When people say that democracy cannot be gained and maintained without sacrifice, they probably don't think of it like this.
April 28, 2019 / 8:11 AM / Updated 7 hours ago
More than 270 died from overwork-related illnesses in Indonesia elections
JAKARTA (Reuters) - Ten days after Indonesia held the world’s biggest single-day elections, more than 270 election staff have died, mostly of fatigue-related illnesses caused by long hours of work counting millions of ballot papers by hand, an official said on Sunday.
The April 17 elections were the first time the country of 260 million people combined the presidential vote with national and regional parliamentary ones, with an aim to cut costs.
Voting was largely peaceful and was estimated to have drawn 80 percent of the total 193 million voters, who each had to punch up to five ballot papers in over 800,000 polling stations.
But conducting the eight-hour vote in a country that stretches more than 5,000 km (3,000 miles) from its western to eastern tips proven to be both a Herculean logistical feat and deadly for officials, who had to count ballot papers by hand.

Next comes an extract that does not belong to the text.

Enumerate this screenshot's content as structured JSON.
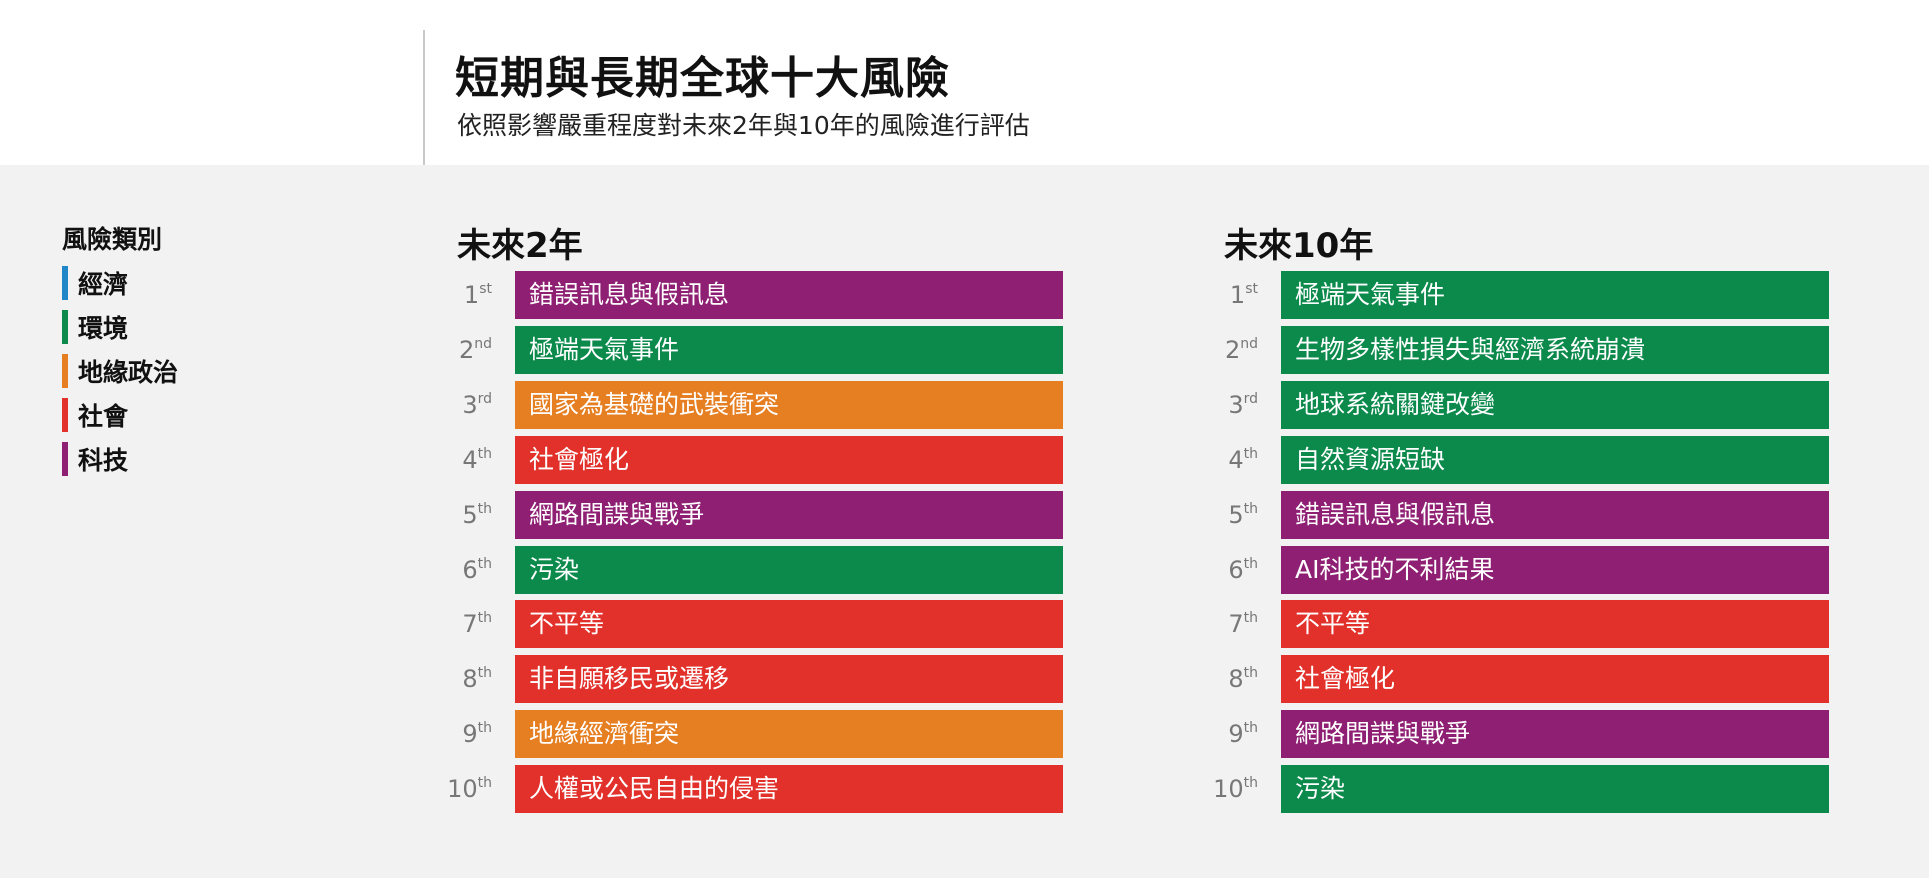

As of Saturday night, 272 election officials had died, mostly from overwork-related illnesses, while 1,878 others had fallen ill, said Arief Priyo Susanto, spokesman of the General Elections Commission (KPU).
The Health Ministry issued a circular letter on April 23 urging health facilities to give utmost care for sick election staff, while the Finance Ministry is working on compensation for families of the deceased, Susanto added.
The KPU has come under fire due to the rising death toll.
“The KPU is not prudent in managing the workload of staff,” said Ahmad Muzani, deputy chairman of the campaign of opposition presidential candidate Prabowo Subianto, reported by news website Kumparan.com.
Prabowo, who independent pollsters said was the loser of the 2019 polls based on quick counts, had alleged widespread cheating and his campaign claimed some officials punched ballots in favor of incumbent President Joko Widodo. Widodo’s security minister said the allegations were baseless.
Both candidates have declared victory, though quick counts suggested Widodo won the election by around 9-10 percentage points.
The KPU will conclude vote counting and announce winners of the presidential and parliamentary elections on May 22.
Meanwhile, BOLO for Spanish election results tonight.
Deeply divided, Spaniards vote with eye on far-right’s rise
By ARITZ PARRA 2 hours ago
MADRID (AP) — A divided Spain voted Sunday in its third general election in four years, with all eyes on whether a far-right party will enter Parliament for the first time in decades and potentially help unseat the Socialist government.
The incumbent prime minister, Pedro Sánchez, is set to win the most votes, but his Socialists seem far from scoring a majority in parliament to form a government on their own.
The fragmentation of the political landscape is the result of austerity that followed a recession, disenchantment with bipartisan politics and the recent rise of far-right populism.
Sánchez called Sunday’s ballot after a national budget proposal was rejected in the Lower Chamber by the center-right-conservative opposition and Catalan separatists pressing for self-determination in their northeastern region.
Polls a week ago found that about one third of the nearly 37 million eligible voters hadn’t decided how they would vote. Their decision, and the expected high turnout, could swing the result between the left and right wing blocs that have taken shape during the electoral race.
The anti-austerity Unidas Podemos (United We Can) party, has offered to enter a coalition with the Socialists, but they might need to rely on smaller parties, including the Catalan separatists.
On the splintered right, three parties are competing for leadership: the once-dominant conservative Popular Party (PP), the center-right Citizens, and the nationalist and anti-migrant Vox party, which looks set to enter the lower house of Parliament for the first time. Its arrival would mark a big shift in Spain, where the far right has not played a significant role since the country’s transition to democracy following the death of dictator Gen. Francisco Franco in 1975.
Voting stations opened at 9 a.m. (0700GMT) Sunday and will close at 8 p.m. (1800GMT), with results expected a few hours later.